3.6 The DG also identified the key officials of the Opposite Party No. 1 who were responsible for the said anti -competitive conduct for the purpose of individual liability under section 48 of the Act.
(3.) REPLIES /objections of the Opposite Party No. 1 in response to the DG Report.
4.1 The Opposite Party No. 1 has submitted that the findings of the DG are false, baseless and deserve to be dismissed outright for want of evidence and non -application of mind. It has been submitted that the DG has arrived at the conclusions with only a cursory analysis of the evidence and issues at hand, a selective reliance/cherry picking of statements made by few interested parties and that the report contains several methodological, procedural and analytical errors and inconsistencies, including findings contrary to the records of the case.
4.2 The Opposite Party No. 1 has submitted that the Informant has deliberately avoided any meaningful or constructive dialogue with it on the terms of any potential licensing arrangement and has intentionally sought to delay the execution of an SDK license agreement, despite the Opposite Party No. 1 meeting almost all of the Informant's claims.
4.3 It has been submitted that the case appears to be motivated by the Informant's desire to replace the Opposite Party No. 1 as a popular vendor of POS Terminals to banks in India. Further, the Informant through its sister company 'Banksys International' is already selling POS Terminals around the world and it is understood that the Informant has already started selling Mobile POS (hereinafter, 'MPOS') Terminals in India. It is also submitted that as banks heavily rely on the Informant for providing backend processing and maintenance services, the Informant enjoys a unique position in the electronic payment market.
4.4 The Opposite Party No. 1 has submitted that the DG had contacted various third parties such as banks and VAS providers and specific query had been posed whether they had come across any abusive conduct by a POS vendor. In response, all the major banks such as SBI and HDFC have stated that they had not come across any abusive conduct by POS vendors in the market. Further, all major VAS providers such as Prizim Payments Services Private Limited, Tarang Software Technologies Limited, Innoviti Embedded Solutions Private Limited and ICICI Merchant Services Private Limited had unanimously stated that they had not come across any anti -competitive conduct by POS Terminal providers.
4.5 As per the Opposite Party No. 1, the subject matter forming the basis of this information is a draft SDK agreement circulated by it to the Informant for negotiation.

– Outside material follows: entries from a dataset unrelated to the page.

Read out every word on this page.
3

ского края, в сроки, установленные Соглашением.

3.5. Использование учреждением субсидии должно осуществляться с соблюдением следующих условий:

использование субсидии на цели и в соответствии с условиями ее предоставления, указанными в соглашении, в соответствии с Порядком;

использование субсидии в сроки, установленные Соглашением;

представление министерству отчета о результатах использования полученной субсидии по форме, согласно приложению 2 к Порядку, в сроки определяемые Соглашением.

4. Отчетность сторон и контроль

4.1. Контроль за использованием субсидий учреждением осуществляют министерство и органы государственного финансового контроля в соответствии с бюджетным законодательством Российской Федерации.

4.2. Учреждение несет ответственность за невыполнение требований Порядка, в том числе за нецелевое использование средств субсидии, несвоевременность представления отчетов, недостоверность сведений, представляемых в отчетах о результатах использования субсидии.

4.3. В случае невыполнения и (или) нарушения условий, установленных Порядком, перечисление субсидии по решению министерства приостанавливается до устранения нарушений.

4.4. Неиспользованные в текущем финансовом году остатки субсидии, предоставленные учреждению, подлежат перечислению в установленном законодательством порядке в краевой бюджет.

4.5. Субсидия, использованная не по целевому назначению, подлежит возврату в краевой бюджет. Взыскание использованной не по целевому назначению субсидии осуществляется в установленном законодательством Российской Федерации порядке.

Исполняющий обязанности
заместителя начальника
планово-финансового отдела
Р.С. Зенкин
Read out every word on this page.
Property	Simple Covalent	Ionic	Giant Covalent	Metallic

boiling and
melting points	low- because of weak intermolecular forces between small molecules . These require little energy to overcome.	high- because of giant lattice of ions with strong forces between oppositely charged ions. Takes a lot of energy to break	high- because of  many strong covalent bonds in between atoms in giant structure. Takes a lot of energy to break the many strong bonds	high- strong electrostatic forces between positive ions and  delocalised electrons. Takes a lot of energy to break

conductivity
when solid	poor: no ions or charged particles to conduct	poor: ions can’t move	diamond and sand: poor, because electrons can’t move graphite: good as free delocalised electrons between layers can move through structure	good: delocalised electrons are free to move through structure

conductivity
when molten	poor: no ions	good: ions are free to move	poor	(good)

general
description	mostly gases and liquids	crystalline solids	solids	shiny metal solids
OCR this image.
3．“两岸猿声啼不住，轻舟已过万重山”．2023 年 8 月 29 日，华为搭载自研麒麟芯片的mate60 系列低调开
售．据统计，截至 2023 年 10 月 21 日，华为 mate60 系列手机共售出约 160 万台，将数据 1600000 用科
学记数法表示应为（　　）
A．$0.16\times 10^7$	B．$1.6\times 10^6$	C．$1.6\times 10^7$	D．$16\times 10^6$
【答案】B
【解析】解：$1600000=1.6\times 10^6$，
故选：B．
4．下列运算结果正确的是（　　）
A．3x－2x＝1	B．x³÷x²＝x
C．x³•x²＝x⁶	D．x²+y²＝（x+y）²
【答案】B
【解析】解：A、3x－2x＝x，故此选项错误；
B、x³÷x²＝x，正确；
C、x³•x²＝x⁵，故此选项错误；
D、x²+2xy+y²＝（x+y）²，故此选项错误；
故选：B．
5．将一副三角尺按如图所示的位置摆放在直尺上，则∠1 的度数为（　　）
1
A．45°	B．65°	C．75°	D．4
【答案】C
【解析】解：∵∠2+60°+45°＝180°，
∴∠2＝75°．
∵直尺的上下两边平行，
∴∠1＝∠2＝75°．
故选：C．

This draft SDK agreement was initially circulated post infringement of its intellectual property right by the Informant and MRL Posnet. It is submitted that immediately prior to the filing of information, the Opposite Party No. 1 was about to close negotiations over the SDK license agreement with the Informant agreeing to nearly all its demands. However, the Informant preferred filing the information.
4.6 The Opposite Party No. 1 has submitted that the DG's analysis and the finding that the relevant market is limited to POS Terminals is misconceived, flawed and contradictory to the actual market realities of the electronic payment industry. The DG has altogether failed to apply section 2(r) of the Act while delineating the relevant market in the case. In addition to disregarding the basic requisites of defining the relevant market under the provisions of the Act, the DG has disregarded and failed to examine the inherent substitutability between different technologies in the electronic payment industry that act as substitutes to POS Terminals.
4.7 The Opposite Party No. 1 has submitted that the DG has failed to take into account the new products being developed and deployed in this sector on account of the technology driven nature of the industry. It is submitted that the electronic payment industry as a whole is witnessing rapid technological change and progress. Relying upon a RBI publication, it is stated that the payment system initiatives taken over the last three years viz. from 2009 to 2012 have resulted in deeper acceptance and penetration of modern electronic payment systems in the country. The electronic payment industry is rapidly growing in India with various modes of electronic payment emerging and constraining the sales of POS Terminals. The Opposite Party No. 1 has relied upon the M/s. Pricewaterhouse Coopers (hereinafter, PWC) Report on Electronic Payment Market in India which states that "technology advancements have given rise to a new platform of POS Terminals referred to as MPOS, which has opened an affordable channel for merchants of all sizes. It requires less upfront investment and its maintenance is more economical than POS Terminals.
4.8 The Opposite Party No. 1 has submitted that MPOS are severely constraining and acting as an effective substitute to POS Terminals. MPOS devices include Ezetap's Mobile solutions card reader, MSwipe's USB/dongle mobile Point of Sale, and MobiSwipe products. The Opposite Party No. 1 has submitted that MSwipe is adding around 1500 merchants per month and is planning to reach 50,000 merchants by the end of 2014. It has also been submitted that SBI has recently teamed up with Ezetap to set up 5,00,000 MPOS Terminals over the next five years.
4.9 The Opposite Party No. 1 has submitted that First Data, a sister entity of ICICI Bank Merchant Services Limited, plans to aggressively market its new product to a large number of merchants across India including retailers and eretailers, radio taxis, etc. and it has over 2 lakh customers in India and the survey showed that around 39 percent of the merchants are willing to adopt this product.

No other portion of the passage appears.